When time relative terms, such as “after,” “subsequent to,” “next,” “before,” and the like, are used to describe processes or operations of elements or configurations, or flows or steps in operating, processing, manufacturing methods, these terms may be used to describe non-consecutive or non-sequential processes or operations unless the term “directly”or “immediately”is used together.
In addition, when any dimensions, relative sizes etc. are mentioned, it should be considered that numerical values for an elements or features, or corresponding information (e.g., level, range, etc.) include a tolerance or error range that may be caused by various factors (e.g., process factors, internal or external impact, noise, etc.) even when a relevant description is not specified. Further, the term “may” fully encompasses all the meanings of the term “can”.
Hereinafter, various embodiments of the present disclosure will be described in detail with reference to accompanying drawings.

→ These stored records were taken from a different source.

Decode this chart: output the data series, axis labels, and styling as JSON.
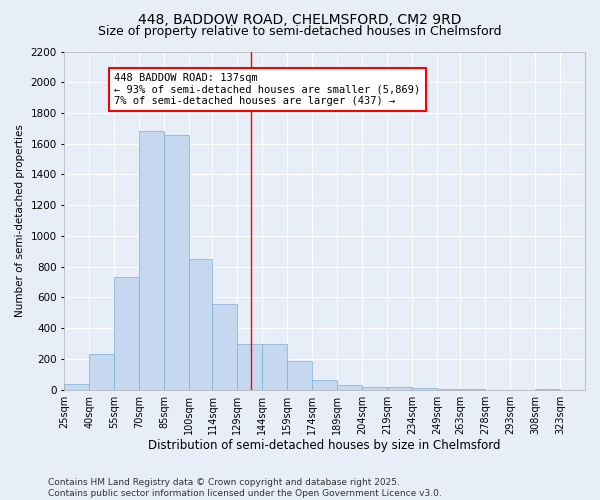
{
  "title": "448, BADDOW ROAD, CHELMSFORD, CM2 9RD",
  "subtitle": "Size of property relative to semi-detached houses in Chelmsford",
  "xlabel": "Distribution of semi-detached houses by size in Chelmsford",
  "ylabel": "Number of semi-detached properties",
  "bin_labels": [
    "25sqm",
    "40sqm",
    "55sqm",
    "70sqm",
    "85sqm",
    "100sqm",
    "114sqm",
    "129sqm",
    "144sqm",
    "159sqm",
    "174sqm",
    "189sqm",
    "204sqm",
    "219sqm",
    "234sqm",
    "249sqm",
    "263sqm",
    "278sqm",
    "293sqm",
    "308sqm",
    "323sqm"
  ],
  "bin_edges": [
    25,
    40,
    55,
    70,
    85,
    100,
    114,
    129,
    144,
    159,
    174,
    189,
    204,
    219,
    234,
    249,
    263,
    278,
    293,
    308,
    323
  ],
  "bar_heights": [
    40,
    230,
    730,
    1680,
    1660,
    850,
    560,
    300,
    295,
    185,
    60,
    30,
    20,
    15,
    10,
    5,
    5,
    0,
    0,
    5
  ],
  "bar_color": "#c5d8f0",
  "bar_edgecolor": "#7bafd4",
  "vline_x": 137,
  "vline_color": "red",
  "annotation_text": "448 BADDOW ROAD: 137sqm\n← 93% of semi-detached houses are smaller (5,869)\n7% of semi-detached houses are larger (437) →",
  "annotation_box_color": "white",
  "annotation_box_edgecolor": "red",
  "ylim": [
    0,
    2200
  ],
  "yticks": [
    0,
    200,
    400,
    600,
    800,
    1000,
    1200,
    1400,
    1600,
    1800,
    2000,
    2200
  ],
  "background_color": "#e8eef8",
  "plot_background_color": "#e8eef8",
  "footer_line1": "Contains HM Land Registry data © Crown copyright and database right 2025.",
  "footer_line2": "Contains public sector information licensed under the Open Government Licence v3.0.",
  "title_fontsize": 10,
  "subtitle_fontsize": 9,
  "xlabel_fontsize": 8.5,
  "ylabel_fontsize": 7.5,
  "annotation_fontsize": 7.5,
  "footer_fontsize": 6.5,
  "tick_fontsize": 7,
  "ytick_fontsize": 7.5
}
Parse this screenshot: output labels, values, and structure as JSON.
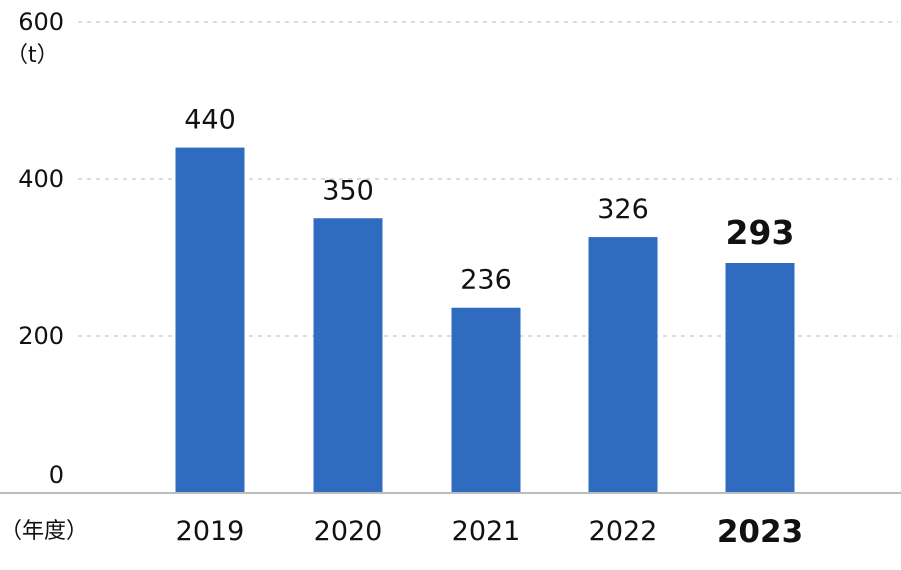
{
  "chart_data": {
    "type": "bar",
    "categories": [
      "2019",
      "2020",
      "2021",
      "2022",
      "2023"
    ],
    "values": [
      440,
      350,
      236,
      326,
      293
    ],
    "value_labels": [
      "440",
      "350",
      "236",
      "326",
      "293"
    ],
    "highlight_index": 4,
    "title": "",
    "ylabel": "（t）",
    "xlabel": "（年度）",
    "ylim": [
      0,
      600
    ],
    "yticks": [
      0,
      200,
      400,
      600
    ],
    "grid": true,
    "colors": {
      "bar": "#2f6bbf",
      "highlight_label": "#2f6bbf",
      "grid": "#c8c8c8",
      "axis": "#bbbbbb"
    }
  }
}
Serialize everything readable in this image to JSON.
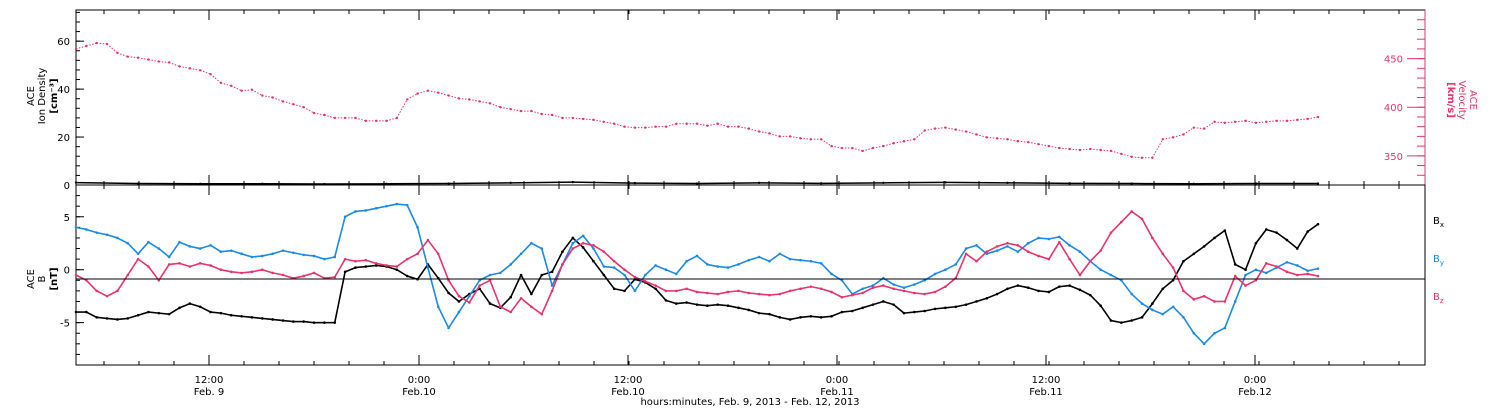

FIG. 1 is a diagram illustrating an example of the schematic configuration of a memory system 100 according to embodiments of the present disclosure.
Referring to FIG. 1, the memory system 100 according to the embodiments of the present disclosure may include at least one memory 110. The memory system 100 may include a controller 120 which controls the at least one memory 110.
The memory 110 may be, for example, volatile memory such as DRAM, SDRAM, DDR SDRAM and LPDDR SDRAM, but the memory 110 according to the embodiments of the present disclosure is not limited thereto. The memory 110 may be nonvolatile memory such as NAND flash memory, 3D NAND flash memory and NOR flash memory. One part of the memory 110 included in the memory system 100 may be volatile memory, and the other part may be nonvolatile memory.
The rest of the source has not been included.